Requirements: * Real-time messaging, Online status, History, Multiple devices.

Key Concepts: * Protocol: WebSocket (bi-directional, persistent) is better than HTTP polling. * Connection Handling: Chat Server maintains WS connections. * Message Flow (1-on-1): User A -> LB -> Chat Server 1 -> Redis (find B's server) -> Chat Server 2 -> User B. * Storage: * NoSQL (Cassandra/HBase) for Chat History (Write heavy, access by chat_id + timestamp). * RDBMS for User Profile/Settings. * Unread/Push: If User B is offline, store in "Unread" DB and send Push Notification via Push Service.

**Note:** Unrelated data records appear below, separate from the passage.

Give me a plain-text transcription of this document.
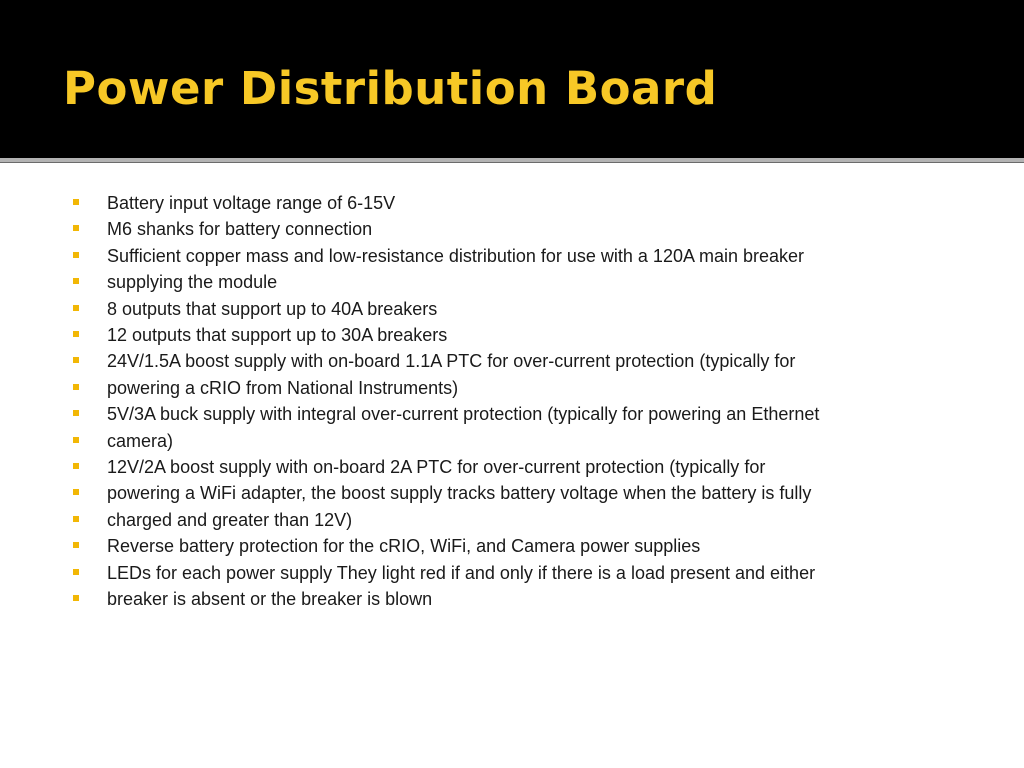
Power Distribution Board
Battery input voltage range of 6-15V
M6 shanks for battery connection
Sufficient copper mass and low-resistance distribution for use with a 120A main breaker
supplying the module
8 outputs that support up to 40A breakers
12 outputs that support up to 30A breakers
24V/1.5A boost supply with on-board 1.1A PTC for over-current protection (typically for
powering a cRIO from National Instruments)
5V/3A buck supply with integral over-current protection (typically for powering an Ethernet
camera)
12V/2A boost supply with on-board 2A PTC for over-current protection (typically for
powering a WiFi adapter, the boost supply tracks battery voltage when the battery is fully
charged and greater than 12V)
Reverse battery protection for the cRIO, WiFi, and Camera power supplies
LEDs for each power supply They light red if and only if there is a load present and either
breaker is absent or the breaker is blown
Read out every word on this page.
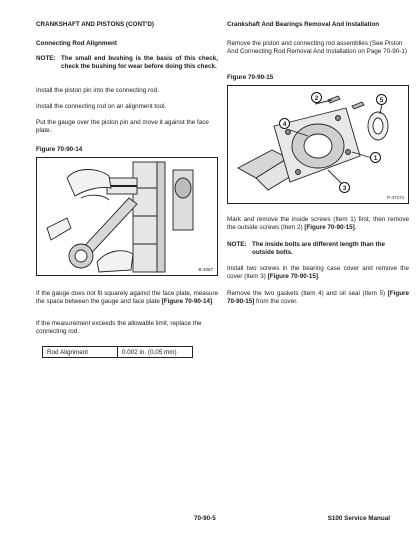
CRANKSHAFT AND PISTONS (CONT'D)

Connecting Rod Alignment

NOTE: The small end bushing is the basis of this check, check the bushing for wear before doing this check.

Install the piston pin into the connecting rod.

Install the connecting rod on an alignment tool.

Put the gauge over the piston pin and move it against the face plate.

Figure 70-90-14

B-4067

If the gauge does not fit squarely against the face plate, measure the space between the gauge and face plate [Figure 70-90-14].

If the measurement exceeds the allowable limit, replace the connecting rod.

Rod Alignment	0.002 in. (0,05 mm)

Crankshaft And Bearings Removal And Installation

Remove the piston and connecting rod assemblies (See Piston And Connecting Rod Removal And Installation on Page 70-90-1)

Figure 70-90-15

2	5
4
1
3
P-47274

Mark and remove the inside screws (Item 1) first, then remove the outside screws (Item 2) [Figure 70-90-15].

NOTE: The inside bolts are different length than the outside bolts.

Install two screws in the bearing case cover and remove the cover (Item 3) [Figure 70-90-15].

Remove the two gaskets (Item 4) and oil seal (Item 5) [Figure 70-90-15] from the cover.

70-90-5	S100 Service Manual
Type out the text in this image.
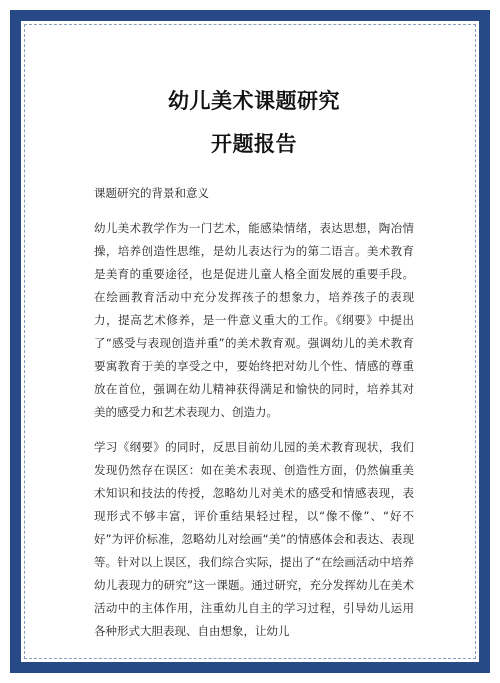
幼儿美术课题研究
开题报告
课题研究的背景和意义

幼儿美术教学作为一门艺术，能感染情绪，表达思想，陶冶情操，培养创造性思维，是幼儿表达行为的第二语言。美术教育是美育的重要途径，也是促进儿童人格全面发展的重要手段。在绘画教育活动中充分发挥孩子的想象力，培养孩子的表现力，提高艺术修养，是一件意义重大的工作。《纲要》中提出了“感受与表现创造并重”的美术教育观。强调幼儿的美术教育要寓教育于美的享受之中，要始终把对幼儿个性、情感的尊重放在首位，强调在幼儿精神获得满足和愉快的同时，培养其对美的感受力和艺术表现力、创造力。

学习《纲要》的同时，反思目前幼儿园的美术教育现状，我们发现仍然存在误区：如在美术表现、创造性方面，仍然偏重美术知识和技法的传授，忽略幼儿对美术的感受和情感表现，表现形式不够丰富，评价重结果轻过程，以“像不像”、“好不好”为评价标准，忽略幼儿对绘画“美”的情感体会和表达、表现等。针对以上误区，我们综合实际，提出了“在绘画活动中培养幼儿表现力的研究”这一课题。通过研究，充分发挥幼儿在美术活动中的主体作用，注重幼儿自主的学习过程，引导幼儿运用各种形式大胆表现、自由想象，让幼儿
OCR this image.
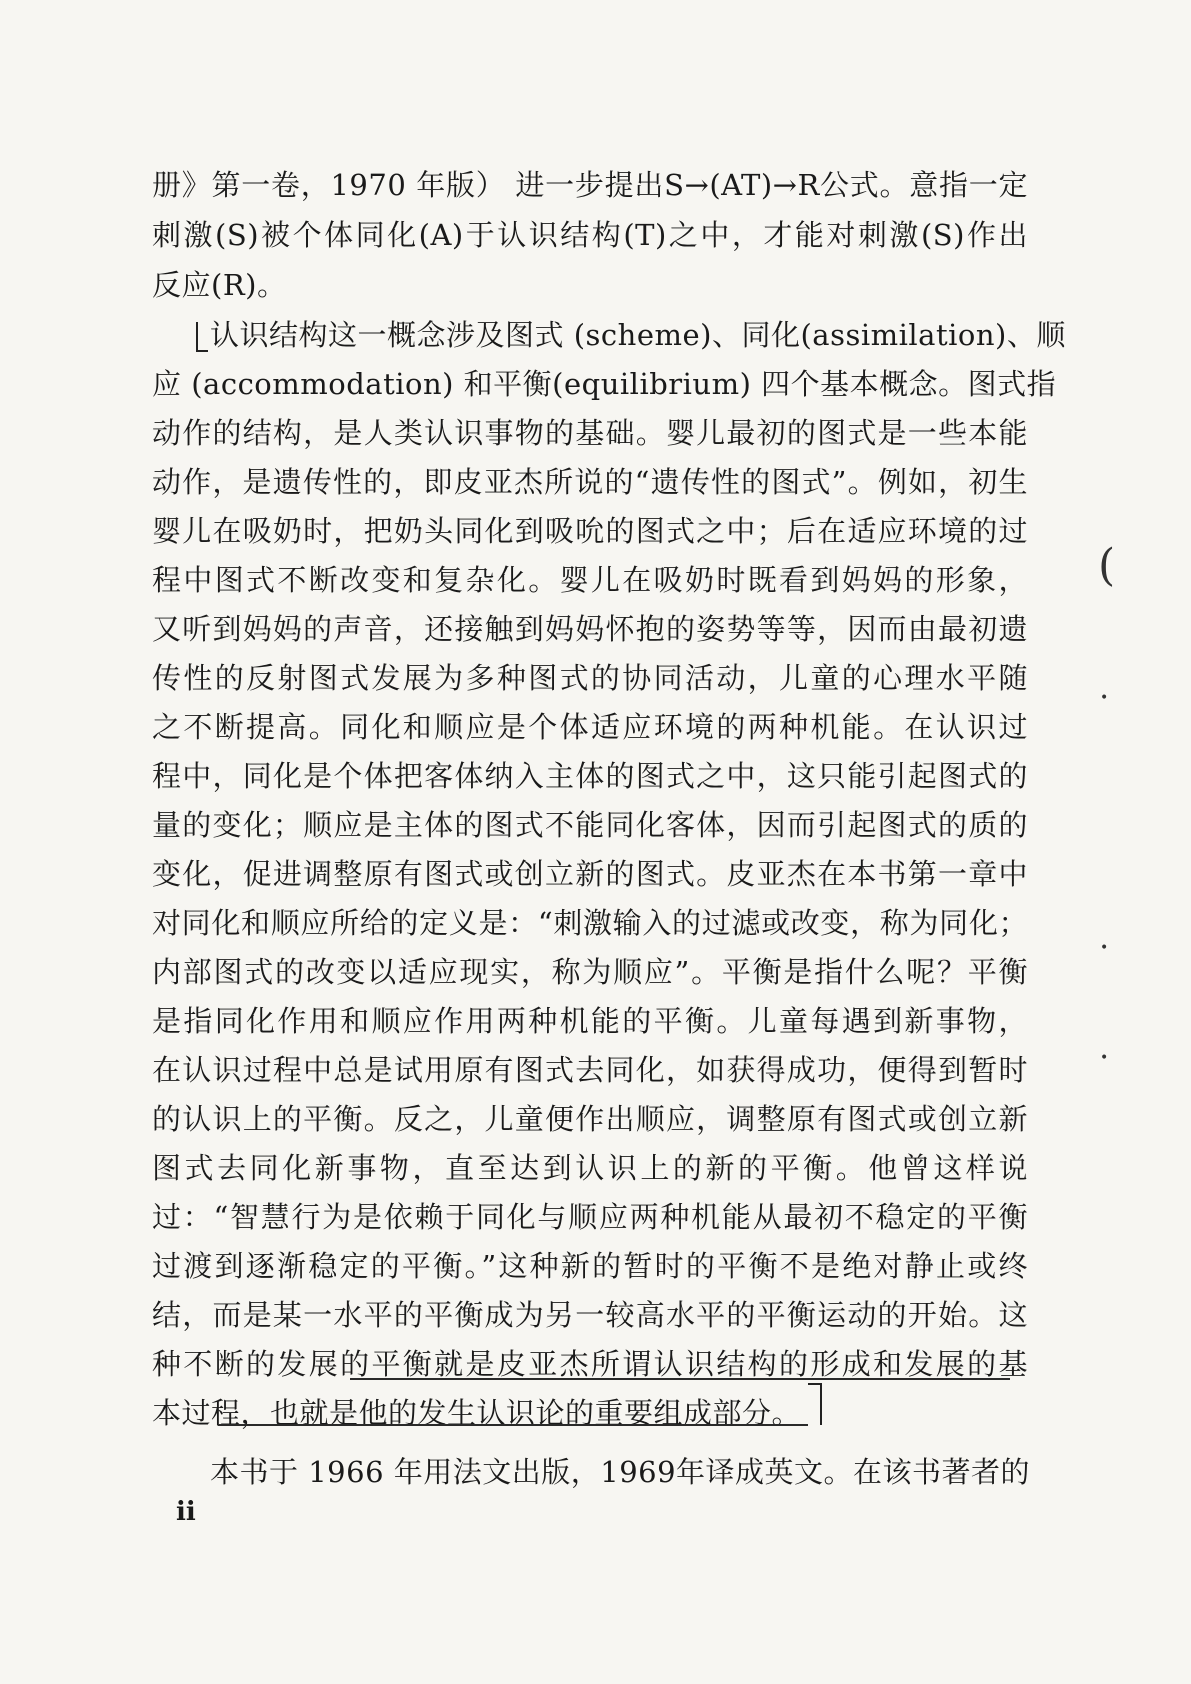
册》第一卷，1970 年版） 进一步提出S→(AT)→R公式。意指一定
刺激(S)被个体同化(A)于认识结构(T)之中，才能对刺激(S)作出
反应(R)。
认识结构这一概念涉及图式 (scheme)、同化(assimilation)、顺
应 (accommodation) 和平衡(equilibrium) 四个基本概念。图式指
动作的结构，是人类认识事物的基础。婴儿最初的图式是一些本能
动作，是遗传性的，即皮亚杰所说的“遗传性的图式”。例如，初生
婴儿在吸奶时，把奶头同化到吸吮的图式之中；后在适应环境的过
程中图式不断改变和复杂化。婴儿在吸奶时既看到妈妈的形象，
又听到妈妈的声音，还接触到妈妈怀抱的姿势等等，因而由最初遗
传性的反射图式发展为多种图式的协同活动，儿童的心理水平随
之不断提高。同化和顺应是个体适应环境的两种机能。在认识过
程中，同化是个体把客体纳入主体的图式之中，这只能引起图式的
量的变化；顺应是主体的图式不能同化客体，因而引起图式的质的
变化，促进调整原有图式或创立新的图式。皮亚杰在本书第一章中
对同化和顺应所给的定义是：“刺激输入的过滤或改变，称为同化；
内部图式的改变以适应现实，称为顺应”。平衡是指什么呢？平衡
是指同化作用和顺应作用两种机能的平衡。儿童每遇到新事物，
在认识过程中总是试用原有图式去同化，如获得成功，便得到暂时
的认识上的平衡。反之，儿童便作出顺应，调整原有图式或创立新
图式去同化新事物，直至达到认识上的新的平衡。他曾这样说
过：“智慧行为是依赖于同化与顺应两种机能从最初不稳定的平衡
过渡到逐渐稳定的平衡。”这种新的暂时的平衡不是绝对静止或终
结，而是某一水平的平衡成为另一较高水平的平衡运动的开始。这
种不断的发展的平衡就是皮亚杰所谓认识结构的形成和发展的基
本过程，也就是他的发生认识论的重要组成部分。
本书于 1966 年用法文出版，1969年译成英文。在该书著者的
(
•
•
•
ii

8. Design a Social Media Feed (News Feed)

Description: Design the News Feed for Facebook/Instagram/Twitter. Users can post and see posts from friends/followees.

Solution

Approaches: 1. Pull Model (Fan-out on Load): * Write: User posts -> Save to DB. Fast. * Read: User views feed -> Query all followees' posts -> Merge & Sort. Slow read (\(N\) followees). Good for small scale. 2. Push Model (Fan-out on Write): * Write: User posts -> Push ID to every follower's "Feed Cache". Slow write (\(N\) followers). * Read: Read from "Feed Cache". Fast. Good for most users. 3. Hybrid (Recommended): * Push for normal users. * Pull for celebrities (Justin Bieber has 100M followers, pushing is too expensive).

Components: * Feed Service: Aggregates posts. * Cache (Redis): Stores pre-computed feed IDs. * DB: Stores actual post content.??? question "9. Design YouTube / Netflix (Video Streaming)"

Description: Design a video streaming platform where users upload and view videos.

Solution

Key Challenges: * Huge storage, Bandwidth, Latency, Various formats/resolutions.

Architecture: * Upload Flow: 1. Original video to S3 (Object Storage). 2. Trigger Transcoding Servers (via Queue). 3. Convert to multiple formats (HLS/DASH) and resolutions (360p, 1080p, 4k). * Streaming Flow: * CDN (Content Delivery Network): Cache videos at edge locations closer to users. Crucial for performance. * Adaptive Bitrate Streaming: Client detects bandwidth and requests appropriate chunk quality (e.g., drops to 360p if net is slow). * Metadata DB: SQL/NoSQL for video title, description, likes.

10. Design Google Drive / Dropbox

Description: Design a cloud file storage and synchronization service.

Solution

Key Concepts: * Block Storage: Don't upload whole file on change. Split file into blocks (e.g., 4MB). Only upload modified blocks (Delta Sync). * Compression & Encryption: Compress blocks before upload. * Deduplication: Hash blocks. If hash exists, don't upload again (save space).

Architecture: * Client: Watcher (monitors FS), Chunker (splits files), Syncer. * Block Server: Handles uploading blocks to S3/Cold Storage. * Metadata DB: Stores file structure (File Path -> List of Block hashes). Consistency is key (ACID desirable for metadata). * Notification Service: Long polling to notify other devices of changes.